The final solution to the problem of whether the circle could be squared using ruler and compass methods came in 1880 when Lindemann proved that π was transcendental, that is it is not the root of any polynomial equation with rational coefficients. The transcendentality of π finally proves that there is no ruler and compass construction to square the circle.

One might imagine that this would be the end of interest in the problem of squaring the circle, but this was certainly not the case. It neither prevented the stream of publications claiming that π had some simple rational value, nor did it prevent the stream of publications of quite correct constructions to approximately square the circle with ruler and compass.

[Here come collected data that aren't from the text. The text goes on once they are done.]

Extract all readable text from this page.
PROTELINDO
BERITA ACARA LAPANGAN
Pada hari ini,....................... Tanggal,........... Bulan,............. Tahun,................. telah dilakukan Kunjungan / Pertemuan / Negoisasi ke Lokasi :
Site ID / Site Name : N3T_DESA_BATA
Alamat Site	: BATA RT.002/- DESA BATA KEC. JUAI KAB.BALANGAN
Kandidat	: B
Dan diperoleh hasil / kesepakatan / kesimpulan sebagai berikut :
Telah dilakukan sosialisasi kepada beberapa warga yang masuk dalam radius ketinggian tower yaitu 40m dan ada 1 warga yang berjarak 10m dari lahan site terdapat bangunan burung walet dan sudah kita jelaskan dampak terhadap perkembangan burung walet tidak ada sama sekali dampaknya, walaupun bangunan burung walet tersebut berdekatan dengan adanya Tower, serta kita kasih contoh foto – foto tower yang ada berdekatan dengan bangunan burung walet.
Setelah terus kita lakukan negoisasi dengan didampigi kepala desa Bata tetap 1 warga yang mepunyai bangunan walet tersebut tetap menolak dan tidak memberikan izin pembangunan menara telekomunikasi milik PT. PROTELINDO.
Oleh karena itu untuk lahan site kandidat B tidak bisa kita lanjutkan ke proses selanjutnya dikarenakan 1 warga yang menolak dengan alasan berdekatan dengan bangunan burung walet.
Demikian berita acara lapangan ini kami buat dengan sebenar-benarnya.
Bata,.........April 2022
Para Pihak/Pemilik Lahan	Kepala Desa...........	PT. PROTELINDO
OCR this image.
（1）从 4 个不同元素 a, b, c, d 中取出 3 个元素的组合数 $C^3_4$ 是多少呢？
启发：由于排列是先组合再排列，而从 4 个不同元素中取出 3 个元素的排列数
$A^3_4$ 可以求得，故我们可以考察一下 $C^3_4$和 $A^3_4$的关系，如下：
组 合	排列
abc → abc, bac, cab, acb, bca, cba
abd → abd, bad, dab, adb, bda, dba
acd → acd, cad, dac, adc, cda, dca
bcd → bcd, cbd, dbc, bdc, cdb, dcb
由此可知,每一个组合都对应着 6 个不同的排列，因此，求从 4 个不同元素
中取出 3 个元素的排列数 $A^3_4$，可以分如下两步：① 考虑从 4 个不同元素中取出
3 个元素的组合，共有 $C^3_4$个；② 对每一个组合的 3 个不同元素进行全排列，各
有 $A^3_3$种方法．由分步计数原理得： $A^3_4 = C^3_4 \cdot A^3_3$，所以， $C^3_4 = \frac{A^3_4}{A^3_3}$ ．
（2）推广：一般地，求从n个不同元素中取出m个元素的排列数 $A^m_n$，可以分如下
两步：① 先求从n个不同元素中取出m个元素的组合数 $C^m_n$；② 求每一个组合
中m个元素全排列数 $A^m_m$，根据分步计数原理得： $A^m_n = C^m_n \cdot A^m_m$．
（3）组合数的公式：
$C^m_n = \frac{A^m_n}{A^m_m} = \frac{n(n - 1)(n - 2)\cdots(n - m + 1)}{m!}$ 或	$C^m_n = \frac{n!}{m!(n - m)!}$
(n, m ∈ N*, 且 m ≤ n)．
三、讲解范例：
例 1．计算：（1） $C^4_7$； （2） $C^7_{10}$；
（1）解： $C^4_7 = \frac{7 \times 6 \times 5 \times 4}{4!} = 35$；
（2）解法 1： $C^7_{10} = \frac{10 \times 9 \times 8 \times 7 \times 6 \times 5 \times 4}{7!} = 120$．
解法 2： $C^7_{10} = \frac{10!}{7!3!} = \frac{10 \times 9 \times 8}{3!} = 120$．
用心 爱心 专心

As an example of the former type of claim, the New York Tribune published a letter in 1892 in which the author claimed to have rediscovered a secret going back to Nicomedes which proved that π = 3.2. Perhaps more surprising is the fact that there were many who were totally convinced by this letter and firmly believed thereafter that π = 3.2.

Among the correct approximate constructions to square the circle was one by Hobson in 1913. This was a fairly accurate construction which was based on constructing the approximate value of 3.14164079... for π instead of 3.14159265.... . More remarkable, however, was the ruler and compass constructions published by Ramanujan. In the Journal of the Indian Mathematical Society in 1913 in a paper named Squaring the circle Ramanujan gave a construction which was equivalent to giving the approximate value of $\large\frac{355}{113}\normalsize$ for π, which differs from correct value only in the seventh decimal place. He ended the paper with the following:-
Note.- If the area of the circle be 140,000 square miles, then [the side of the square] is greater than the true length by about an inch.
Among other constructions given by Ramanujan in 1914 (Approximate geometrical constructions for π, Quarterly Journal of Mathematics XLV (1914), 350-374) was a ruler and compass construction which was equivalent to taking the strange yet remarkable approximate value for π to be $(9^{2} + 19^{2}/22)^{1/4}$. Now this is 3.1415926525826461253.... which differs from π only in the ninth decimal place (π = 3.1415926535897932385...). For a circle of diameter 8000 miles, the error in the length of the side of the square constructed was only a fraction of an inch.